Abstract

Computer simulations have become an effective tool for finding solutions to various social and scientific challenges: countermeasures against disasters, environmental issues, industrial competitiveness, and so on. To research future HPC systems for finding such solutions, the Ministry of Education, Culture, Sports, Science and Technology in Japan conducted a research program, “Feasibility Study of Future HPCI Systems”. Tohoku University, the Japan Agency for Marine-Earth Science and Technology, and NEC Corporation participated in the program. An application research group was formed to clarify characteristics of several application programs in the fields of natural disaster mitigation and high productivity engineering for designing a future HPC system by around 2020. In this article, we describe the overview of our research in the program.The application research group investigates characteristics of the application programs; for example, the ratio of memory bandwidth to computational performance (B∕F), calculation amount, memory capacity, MPI data traffic, and so on.
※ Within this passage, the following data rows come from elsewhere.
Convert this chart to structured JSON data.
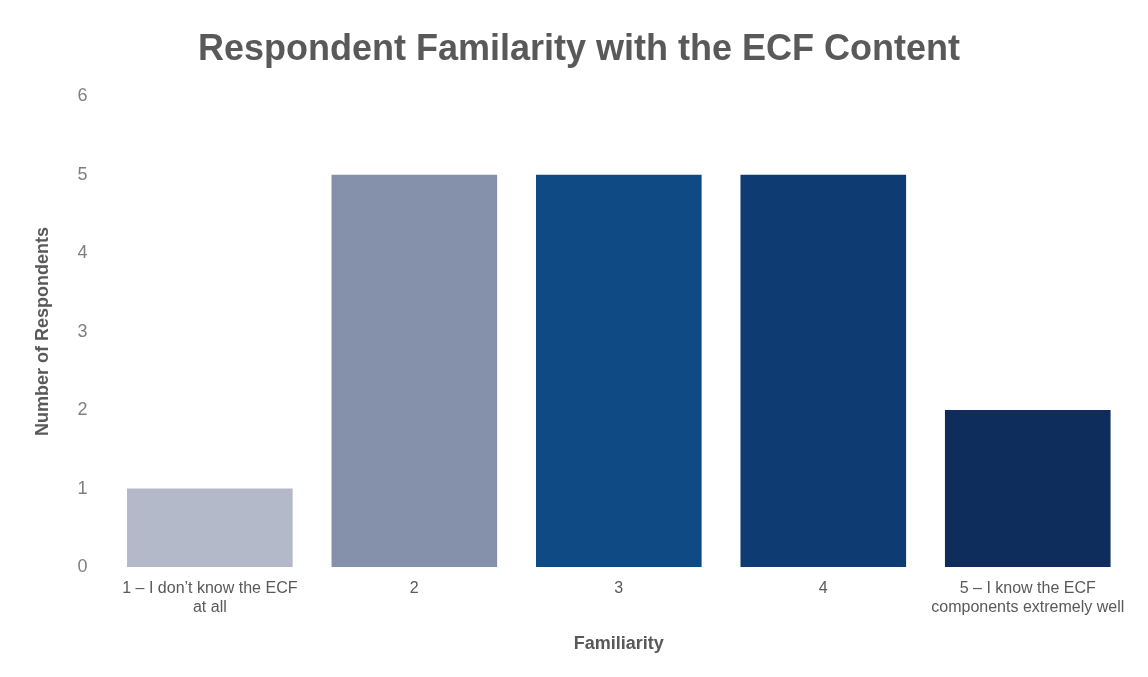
{
  "chart_data": {
    "type": "bar",
    "title": "Respondent Familarity with the ECF Content",
    "xlabel": "Familiarity",
    "ylabel": "Number of Respondents",
    "categories": [
      "1 – I don’t know the ECF at all",
      "2",
      "3",
      "4",
      "5 – I know the ECF components extremely well"
    ],
    "values": [
      1,
      5,
      5,
      5,
      2
    ],
    "colors": [
      "#b3b9c8",
      "#8591aa",
      "#0f4a85",
      "#0e3b72",
      "#0f2d5c"
    ],
    "ylim": [
      0,
      6
    ],
    "yticks": [
      0,
      1,
      2,
      3,
      4,
      5,
      6
    ],
    "grid": false,
    "legend": false
  }
}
Then, we clarify that the B/Fs of most researched application programs are greater than 2 B/F. Thus, these application programs are memory intensive, and the B/F in future HPC systems will need 2 B/F or greater to preserve the computational performance. Also, this group estimates the performance of the application programs on our designed future HPC system with a high memory bandwidth. Our research shows that our future HPC system has the potential to overcome the challenges of natural disaster mitigation and high productivity engineering.